Question

Starting at time $t=0$ from the origin with speed $1m{s}^{-1}$, a particle follows a two-dimensional trajectory in the $x-y$plane so that its coordinates are related by the equation $y=\frac{x^2}{2}$. The $x$ and $y$ components of its acceleration are denoted by $a_x$and $a_y$ respectuvely.

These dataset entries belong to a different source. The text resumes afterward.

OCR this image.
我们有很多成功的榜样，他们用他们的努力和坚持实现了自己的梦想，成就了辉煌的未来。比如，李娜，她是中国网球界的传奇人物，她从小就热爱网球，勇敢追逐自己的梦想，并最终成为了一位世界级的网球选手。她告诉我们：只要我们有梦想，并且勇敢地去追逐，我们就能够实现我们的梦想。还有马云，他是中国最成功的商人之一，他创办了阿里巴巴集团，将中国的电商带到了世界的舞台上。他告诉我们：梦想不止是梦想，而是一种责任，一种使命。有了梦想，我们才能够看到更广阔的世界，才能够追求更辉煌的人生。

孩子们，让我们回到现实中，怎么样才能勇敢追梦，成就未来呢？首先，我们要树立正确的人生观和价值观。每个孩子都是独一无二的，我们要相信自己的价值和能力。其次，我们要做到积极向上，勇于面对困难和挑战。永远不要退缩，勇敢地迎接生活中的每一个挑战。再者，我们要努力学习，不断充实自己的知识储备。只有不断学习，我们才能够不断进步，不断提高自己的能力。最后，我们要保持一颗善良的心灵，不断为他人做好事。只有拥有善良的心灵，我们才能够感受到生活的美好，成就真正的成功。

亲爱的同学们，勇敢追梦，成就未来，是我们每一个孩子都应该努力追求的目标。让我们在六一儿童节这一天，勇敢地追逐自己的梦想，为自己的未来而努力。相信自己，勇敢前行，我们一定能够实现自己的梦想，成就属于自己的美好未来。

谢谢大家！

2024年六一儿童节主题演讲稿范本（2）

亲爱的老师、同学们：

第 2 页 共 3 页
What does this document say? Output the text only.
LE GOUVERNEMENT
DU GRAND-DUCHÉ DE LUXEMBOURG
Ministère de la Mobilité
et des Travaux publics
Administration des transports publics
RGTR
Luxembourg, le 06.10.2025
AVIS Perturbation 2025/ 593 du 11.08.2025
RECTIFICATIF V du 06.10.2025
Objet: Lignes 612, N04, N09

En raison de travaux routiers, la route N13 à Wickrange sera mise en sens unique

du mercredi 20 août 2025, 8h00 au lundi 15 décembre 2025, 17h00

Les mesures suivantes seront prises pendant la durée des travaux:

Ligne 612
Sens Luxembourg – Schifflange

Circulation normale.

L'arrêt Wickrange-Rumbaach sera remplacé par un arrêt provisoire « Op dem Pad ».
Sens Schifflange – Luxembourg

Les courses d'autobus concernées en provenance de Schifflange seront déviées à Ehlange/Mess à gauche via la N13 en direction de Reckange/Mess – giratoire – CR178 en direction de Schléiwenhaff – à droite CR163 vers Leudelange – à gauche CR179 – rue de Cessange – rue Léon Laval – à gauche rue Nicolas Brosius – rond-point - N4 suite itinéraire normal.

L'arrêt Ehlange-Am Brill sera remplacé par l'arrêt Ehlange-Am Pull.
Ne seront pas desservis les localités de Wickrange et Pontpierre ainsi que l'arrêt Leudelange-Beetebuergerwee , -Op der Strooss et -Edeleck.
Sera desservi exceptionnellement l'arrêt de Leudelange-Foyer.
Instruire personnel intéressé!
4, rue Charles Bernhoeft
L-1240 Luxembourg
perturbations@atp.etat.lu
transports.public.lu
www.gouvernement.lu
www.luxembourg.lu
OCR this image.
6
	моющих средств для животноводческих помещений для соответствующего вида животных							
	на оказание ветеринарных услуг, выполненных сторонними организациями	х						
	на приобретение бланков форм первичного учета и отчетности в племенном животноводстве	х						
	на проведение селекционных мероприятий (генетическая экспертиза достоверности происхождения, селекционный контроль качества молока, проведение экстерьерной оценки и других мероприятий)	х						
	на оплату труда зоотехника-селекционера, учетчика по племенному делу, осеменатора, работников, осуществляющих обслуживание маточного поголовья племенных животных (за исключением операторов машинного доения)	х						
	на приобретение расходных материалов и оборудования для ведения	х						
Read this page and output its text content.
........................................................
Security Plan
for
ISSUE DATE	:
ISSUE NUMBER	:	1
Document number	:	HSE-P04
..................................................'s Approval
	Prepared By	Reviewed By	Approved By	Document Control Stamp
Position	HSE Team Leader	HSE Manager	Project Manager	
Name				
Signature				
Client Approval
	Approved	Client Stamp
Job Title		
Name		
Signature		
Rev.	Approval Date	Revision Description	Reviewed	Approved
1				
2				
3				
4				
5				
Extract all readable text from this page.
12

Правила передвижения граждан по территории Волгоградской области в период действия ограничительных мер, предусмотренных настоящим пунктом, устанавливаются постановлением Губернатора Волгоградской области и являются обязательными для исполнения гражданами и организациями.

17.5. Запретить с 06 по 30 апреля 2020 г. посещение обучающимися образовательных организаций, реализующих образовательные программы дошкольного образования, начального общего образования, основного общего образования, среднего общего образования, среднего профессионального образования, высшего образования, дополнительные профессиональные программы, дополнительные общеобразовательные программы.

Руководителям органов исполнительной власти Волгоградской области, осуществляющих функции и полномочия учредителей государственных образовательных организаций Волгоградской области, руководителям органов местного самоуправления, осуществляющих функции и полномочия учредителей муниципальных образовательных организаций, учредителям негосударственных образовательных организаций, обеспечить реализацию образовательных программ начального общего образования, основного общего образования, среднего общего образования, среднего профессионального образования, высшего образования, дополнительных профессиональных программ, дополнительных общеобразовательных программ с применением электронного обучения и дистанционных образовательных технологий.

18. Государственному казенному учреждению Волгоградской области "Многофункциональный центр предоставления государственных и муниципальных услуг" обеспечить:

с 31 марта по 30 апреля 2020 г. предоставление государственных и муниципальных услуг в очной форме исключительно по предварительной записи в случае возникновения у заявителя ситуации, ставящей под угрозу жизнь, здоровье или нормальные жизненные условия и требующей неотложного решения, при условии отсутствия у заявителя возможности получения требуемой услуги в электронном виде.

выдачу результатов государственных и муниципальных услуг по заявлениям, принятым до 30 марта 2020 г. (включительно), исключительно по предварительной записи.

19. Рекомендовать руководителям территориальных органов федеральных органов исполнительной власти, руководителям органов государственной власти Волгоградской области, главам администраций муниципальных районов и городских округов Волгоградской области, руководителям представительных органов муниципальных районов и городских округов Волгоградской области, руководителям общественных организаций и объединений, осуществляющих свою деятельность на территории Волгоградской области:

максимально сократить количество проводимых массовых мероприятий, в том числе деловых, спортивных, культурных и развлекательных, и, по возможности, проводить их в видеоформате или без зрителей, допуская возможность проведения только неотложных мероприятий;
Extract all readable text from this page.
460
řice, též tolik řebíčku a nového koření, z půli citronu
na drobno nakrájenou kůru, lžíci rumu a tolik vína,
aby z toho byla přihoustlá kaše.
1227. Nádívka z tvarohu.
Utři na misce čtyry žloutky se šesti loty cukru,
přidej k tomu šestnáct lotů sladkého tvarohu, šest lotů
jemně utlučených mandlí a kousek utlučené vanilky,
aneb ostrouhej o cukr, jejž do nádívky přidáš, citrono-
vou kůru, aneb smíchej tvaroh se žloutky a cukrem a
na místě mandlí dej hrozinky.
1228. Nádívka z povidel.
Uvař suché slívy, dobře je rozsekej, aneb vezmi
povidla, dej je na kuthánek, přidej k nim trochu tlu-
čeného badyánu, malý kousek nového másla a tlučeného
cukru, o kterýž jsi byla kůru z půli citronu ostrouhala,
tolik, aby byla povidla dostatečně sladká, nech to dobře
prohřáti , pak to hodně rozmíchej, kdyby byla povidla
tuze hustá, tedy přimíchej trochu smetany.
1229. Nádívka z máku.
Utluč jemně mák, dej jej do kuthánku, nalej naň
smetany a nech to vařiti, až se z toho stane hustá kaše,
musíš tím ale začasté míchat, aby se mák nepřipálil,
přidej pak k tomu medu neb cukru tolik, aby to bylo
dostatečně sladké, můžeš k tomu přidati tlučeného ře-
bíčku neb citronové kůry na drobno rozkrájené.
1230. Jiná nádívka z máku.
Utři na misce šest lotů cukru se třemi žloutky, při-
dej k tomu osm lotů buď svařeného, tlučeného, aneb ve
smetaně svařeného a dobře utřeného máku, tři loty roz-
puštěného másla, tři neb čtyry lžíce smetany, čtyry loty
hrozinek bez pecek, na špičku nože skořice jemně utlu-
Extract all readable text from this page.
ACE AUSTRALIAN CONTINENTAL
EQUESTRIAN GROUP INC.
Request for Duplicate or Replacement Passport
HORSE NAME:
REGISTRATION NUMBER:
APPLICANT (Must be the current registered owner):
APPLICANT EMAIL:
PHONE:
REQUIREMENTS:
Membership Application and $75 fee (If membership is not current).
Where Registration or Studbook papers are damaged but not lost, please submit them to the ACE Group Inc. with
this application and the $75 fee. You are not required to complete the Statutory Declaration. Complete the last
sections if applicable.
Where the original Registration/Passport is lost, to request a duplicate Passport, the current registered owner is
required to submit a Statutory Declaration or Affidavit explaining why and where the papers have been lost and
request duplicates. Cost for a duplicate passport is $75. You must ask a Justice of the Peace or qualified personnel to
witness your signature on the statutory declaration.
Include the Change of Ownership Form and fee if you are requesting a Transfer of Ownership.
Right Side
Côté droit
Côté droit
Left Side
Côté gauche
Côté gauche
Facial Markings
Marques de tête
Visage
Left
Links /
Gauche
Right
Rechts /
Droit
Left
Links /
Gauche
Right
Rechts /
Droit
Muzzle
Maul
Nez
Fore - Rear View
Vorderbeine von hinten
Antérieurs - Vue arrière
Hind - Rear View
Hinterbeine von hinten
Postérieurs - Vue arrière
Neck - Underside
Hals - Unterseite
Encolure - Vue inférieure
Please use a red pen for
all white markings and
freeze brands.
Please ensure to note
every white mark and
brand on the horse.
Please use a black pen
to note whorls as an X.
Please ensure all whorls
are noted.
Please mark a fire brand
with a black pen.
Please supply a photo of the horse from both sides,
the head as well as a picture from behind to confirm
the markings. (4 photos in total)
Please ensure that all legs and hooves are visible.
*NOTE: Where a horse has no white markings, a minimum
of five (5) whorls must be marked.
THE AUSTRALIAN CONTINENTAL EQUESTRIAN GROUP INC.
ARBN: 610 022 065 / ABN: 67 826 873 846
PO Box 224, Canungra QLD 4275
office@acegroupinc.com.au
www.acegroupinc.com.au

Then

• A. $a_x=1m{s}^{-1}$, implies that when the particle is at the origin $a_y=1m{s}^{-1}$
• B. $a_x=0$ implies $a_y=1m{s}^{-1}$ at all times
• C. at $t=0$, the particles velocity points in the x-direction
• D. $a_x=0$ implies that at $t=1s$, the angle between the particles velocity and the x-axis is $45°$

Answer 1

Answer: (A), (B), (C), (D)

$a_x=0$ implies that at $t=1s$, the angle between the particles velocity and the x-axis is $45°$

Explanation for the correct options:

Finding the values of $a_x$, $a_y$, and $\theta$:

At$t=0,x=0,u=1m/sec$

$y=\frac{x^2}{2}$

Differentiating the above equation with respect to $t$

$\frac{dy}{dt}=\left(\frac{2x}{2}\right)\frac{dx}{dt}$

Now as we know,

$$\begin{gathered} v_y=x{v}_x \\ \mathrm{where},v_y=\mathrm{velocity}\mathrm{component}\mathrm{of}y;v_x=\mathrm{velocity}\mathrm{component}\mathrm{of}x \end{gathered}$$

And,

$a_y=x{a}_x+v{x}_2$

Option (A):

$$\begin{gathered} \frac{dy}{dx}=x \\ \Rightarrow \frac{d^{2}y}{d{x}^2}=1 \end{gathered}$$

Now,

$$\begin{gathered} R_c=\frac{{\left[1+{\left({\displaystyle \frac{dy}{dx}}\right)}^2\right]}^{{\displaystyle \frac{3}{2}}}}{{\displaystyle \frac{d^{2}y}{d{x}^2}}} \\ =\frac{{\left(1+x^2\right)}^{{\displaystyle \frac{3}{2}}}}{1} \\ \mathrm{At}x=0 \\ {R}_c=\frac{{\left(1+0\right)}^{{\displaystyle \frac{3}{2}}}}{1} \\ =1 \end{gathered}$$

Therefore,

$$\begin{gathered} a_y=\frac{v^2}{R_c}=1m{s}^{-2} \\ \mathrm{At}x=0 \\ {a}_y=1m{s}^{-2} \end{gathered}$$

That is independent of $a_x$

Therefore, the correct answer is option (A).

Option (B):

If $a_x=0$

$a_y=0+{v_x}^2=1m{s}^{-2}$

Therefore, the correct answer is option (B).

Option (C):

$v_y=x{v}_x\mathrm{at}x=0\mathrm{and}t=0$

$v_y=0\mathrm{and}{v}_x=1m{s}^{-1}$

Therefore, the correct answer is option (C).

Option (D):

x = 1m

v_y / v_x = tan θ = x = 1

$$\begin{gathered} x=1m \\ \mathrm{So}, \\ \frac{{\mathrm{v}}_{\mathrm{y}}}{{\mathrm{v}}_{\mathrm{x}}}=\mathrm{tan\theta }\left[\because \tan \theta =\frac{\mathrm{component}\mathrm{of}y}{\mathrm{component}\mathrm{of}x}\right] \\ =\mathrm{x}\mathbf{}\left[\because \frac{v_y}{v_x}=x\right] \\ =1 \end{gathered}$$]

So,

$$\begin{gathered} \theta ={\tan }^{-1}\left(1\right) \\ \therefore \theta =45° \end{gathered}$$

Therefore, the correct answer is option (D).

Therefore, the correct answers are options (A), (B), (C), and (D).